Он выдернул у Фаль листки с пьесой и снова согнулся в три погибели над ними, вычеркивая и дописывая.

— Ну, что ты стоишь? — сказал он оторопевшей дварфихе. — Иди, учи роль!

Когда начало темнеть, и на рынке зажглись первые магические светильники, к фургону подошел очень странный дварф. Борода его заплетена в косы, выкрашенные в разные цвета и переплетённые ленточками, на голове — шляпа с пером, а главное — вместо привычной кирасы, кольчуги или хотя бы кожаного нагрудника на нём шёлковый сюртук в три цвета.

— Одет как эльф какой-нибудь, — шепнула Фаль Завирушке.

— С кем я могу поговорить о вашем ангажементе? — вежливо осведомился дварф.

— Со мной, — развернулся к нему Полчек. — Я Полчек Кай, владелец и руководитель театра. В каком роде обращаться к вам, уважаемый или уважаемая?

(Для недварфа вполне допустимо прямо задать вопрос о поле собеседника, от чужаков и не ждут проницательности. А вот среди соплеменников это довольно щекотливая тема...)

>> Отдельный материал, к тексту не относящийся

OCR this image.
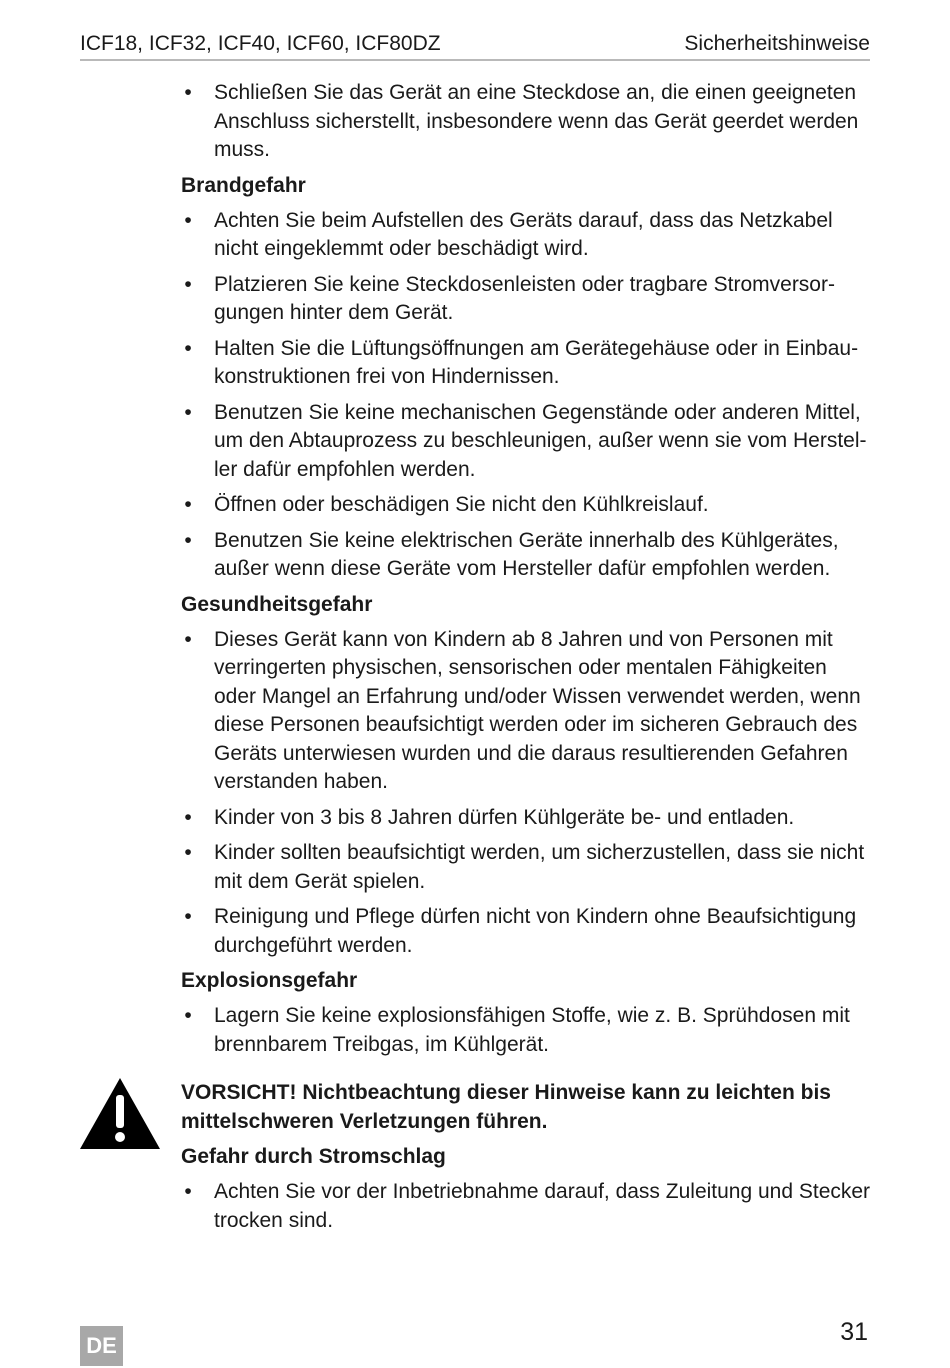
ICF18, ICF32, ICF40, ICF60, ICF80DZ	Sicherheitshinweise
• Schließen Sie das Gerät an eine Steckdose an, die einen geeigneten Anschluss sicherstellt, insbesondere wenn das Gerät geerdet werden muss.
Brandgefahr
• Achten Sie beim Aufstellen des Geräts darauf, dass das Netzkabel nicht eingeklemmt oder beschädigt wird.
• Platzieren Sie keine Steckdosenleisten oder tragbare Stromversorgungen hinter dem Gerät.
• Halten Sie die Lüftungsöffnungen am Gerätegehäuse oder in Einbaukonstruktionen frei von Hindernissen.
• Benutzen Sie keine mechanischen Gegenstände oder anderen Mittel, um den Abtauprozess zu beschleunigen, außer wenn sie vom Hersteller dafür empfohlen werden.
• Öffnen oder beschädigen Sie nicht den Kühlkreislauf.
• Benutzen Sie keine elektrischen Geräte innerhalb des Kühlgerätes, außer wenn diese Geräte vom Hersteller dafür empfohlen werden.
Gesundheitsgefahr
• Dieses Gerät kann von Kindern ab 8 Jahren und von Personen mit verringerten physischen, sensorischen oder mentalen Fähigkeiten oder Mangel an Erfahrung und/oder Wissen verwendet werden, wenn diese Personen beaufsichtigt werden oder im sicheren Gebrauch des Geräts unterwiesen wurden und die daraus resultierenden Gefahren verstanden haben.
• Kinder von 3 bis 8 Jahren dürfen Kühlgeräte be- und entladen.
• Kinder sollten beaufsichtigt werden, um sicherzustellen, dass sie nicht mit dem Gerät spielen.
• Reinigung und Pflege dürfen nicht von Kindern ohne Beaufsichtigung durchgeführt werden.
Explosionsgefahr
• Lagern Sie keine explosionsfähigen Stoffe, wie z. B. Sprühdosen mit brennbarem Treibgas, im Kühlgerät.
VORSICHT! Nichtbeachtung dieser Hinweise kann zu leichten bis mittelschweren Verletzungen führen.
Gefahr durch Stromschlag
• Achten Sie vor der Inbetriebnahme darauf, dass Zuleitung und Stecker trocken sind.
DE	31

— Очень приятно, — сдержанно поклонился гость, — Бардрин Платиновая Наковальня. Что же касается гендерных предрассудков, я ими не страдаю. Гендер — социальный конструкт, и я отрицаю навязанный обществом искусственный дуализм. Обращайтесь как вам будет угодно.

— Как скажете, Бардрин. Так что там насчёт ангажемента?

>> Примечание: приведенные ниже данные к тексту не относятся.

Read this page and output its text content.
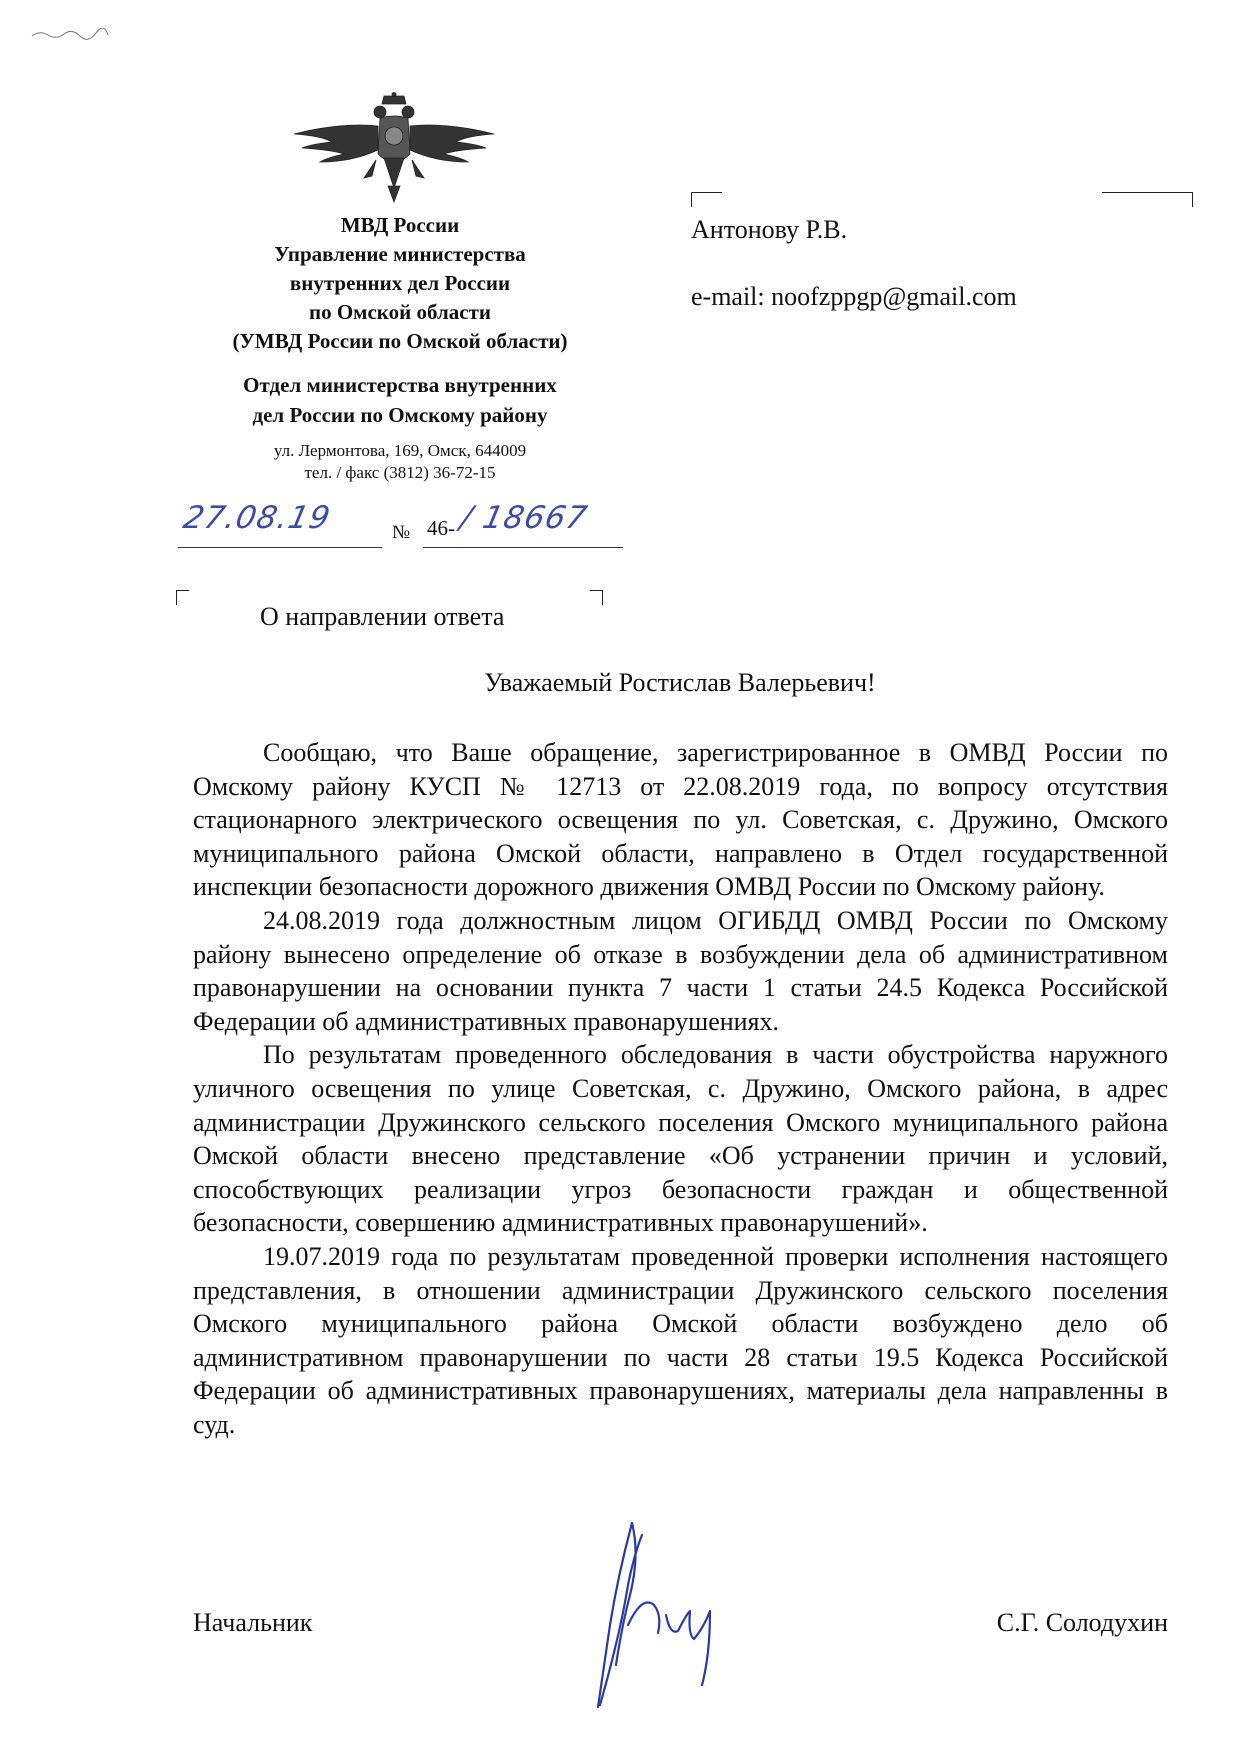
МВД России
Управление министерства
внутренних дел России
по Омской области
(УМВД России по Омской области)
Отдел министерства внутренних
дел России по Омскому району
ул. Лермонтова, 169, Омск, 644009
тел. / факс (3812) 36-72-15
27.08.19	№ 46- / 18667
Антонову Р.В.
e-mail: noofzppgp@gmail.com
О направлении ответа
Уважаемый Ростислав Валерьевич!

Сообщаю, что Ваше обращение, зарегистрированное в ОМВД России по Омскому району КУСП № 12713 от 22.08.2019 года, по вопросу отсутствия стационарного электрического освещения по ул. Советская, с. Дружино, Омского муниципального района Омской области, направлено в Отдел государственной инспекции безопасности дорожного движения ОМВД России по Омскому району.

24.08.2019 года должностным лицом ОГИБДД ОМВД России по Омскому району вынесено определение об отказе в возбуждении дела об административном правонарушении на основании пункта 7 части 1 статьи 24.5 Кодекса Российской Федерации об административных правонарушениях.

По результатам проведенного обследования в части обустройства наружного уличного освещения по улице Советская, с. Дружино, Омского района, в адрес администрации Дружинского сельского поселения Омского муниципального района Омской области внесено представление «Об устранении причин и условий, способствующих реализации угроз безопасности граждан и общественной безопасности, совершению административных правонарушений».

19.07.2019 года по результатам проведенной проверки исполнения настоящего представления, в отношении администрации Дружинского сельского поселения Омского муниципального района Омской области возбуждено дело об административном правонарушении по части 28 статьи 19.5 Кодекса Российской Федерации об административных правонарушениях, материалы дела направленны в суд.

Начальник	С.Г. Солодухин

— Эй, Барди, друг-подруга, — раздался голос давешнего толстяка из «Развесёлых менестрелей», — мы как бы тут раньше встали. Что насчёт нашего ангажемента? Для проверенных ребят с большой дороги?

— Ах, это ты, Жирдяй? Извини, сегодня я ищу для нашего клуба что-нибудь свежее. Большой вечер, сам понимаешь...

— Но...

— Жирдяй, — строго сказал Бардрин, — не зли меня. В Жерле не один клуб, может, и вашей компании перепадёт что-нибудь сегодня.

— Но «Клуб Камарут»! — застонал толстяк. — Лучшая сцена города! Этим любителям!

— Жирдяй!

— Ухожу-ухожу... — толстый менестрель, вздыхая, пошёл к своей повозке.

— Так вот, возвращаясь к вопросу ангажемента, — Бардрин повернулся к Полчеку. — Мы слышали о вашем коллективе и готовы обсудить условия.

— С этим к ней, — Полчек показал на Спичку. — Она, в некотором роде, коммерческий директор нашего медиапроекта.

— О, какая прекрасная дварфийская леди, если вы, конечно, предпочитаете идентифицировать себя таким образом, — раскланялся, подметая косицами бороды мостовую, Бардрин.

— Предпочитаю, — сказала Спичка, расправляя усы. — Итак, жду ваших предложений.

— Ваша несравненная красота достойна предложений иного рода, прелестница, однако, увы, сейчас я выступаю в своей деловой ипостаси...

Они со Спичкой отошли в сторонку, где принялись, судя по жестикуляции, отчаянно торговаться.

— Спичка оставит его без штанов, — прокомментировал Полчек. — Я, разумеется, в финансовом смысле. Хотя...

— Она опытный переговорщик, — согласился Пан. — Даже не принимая во внимание секиру.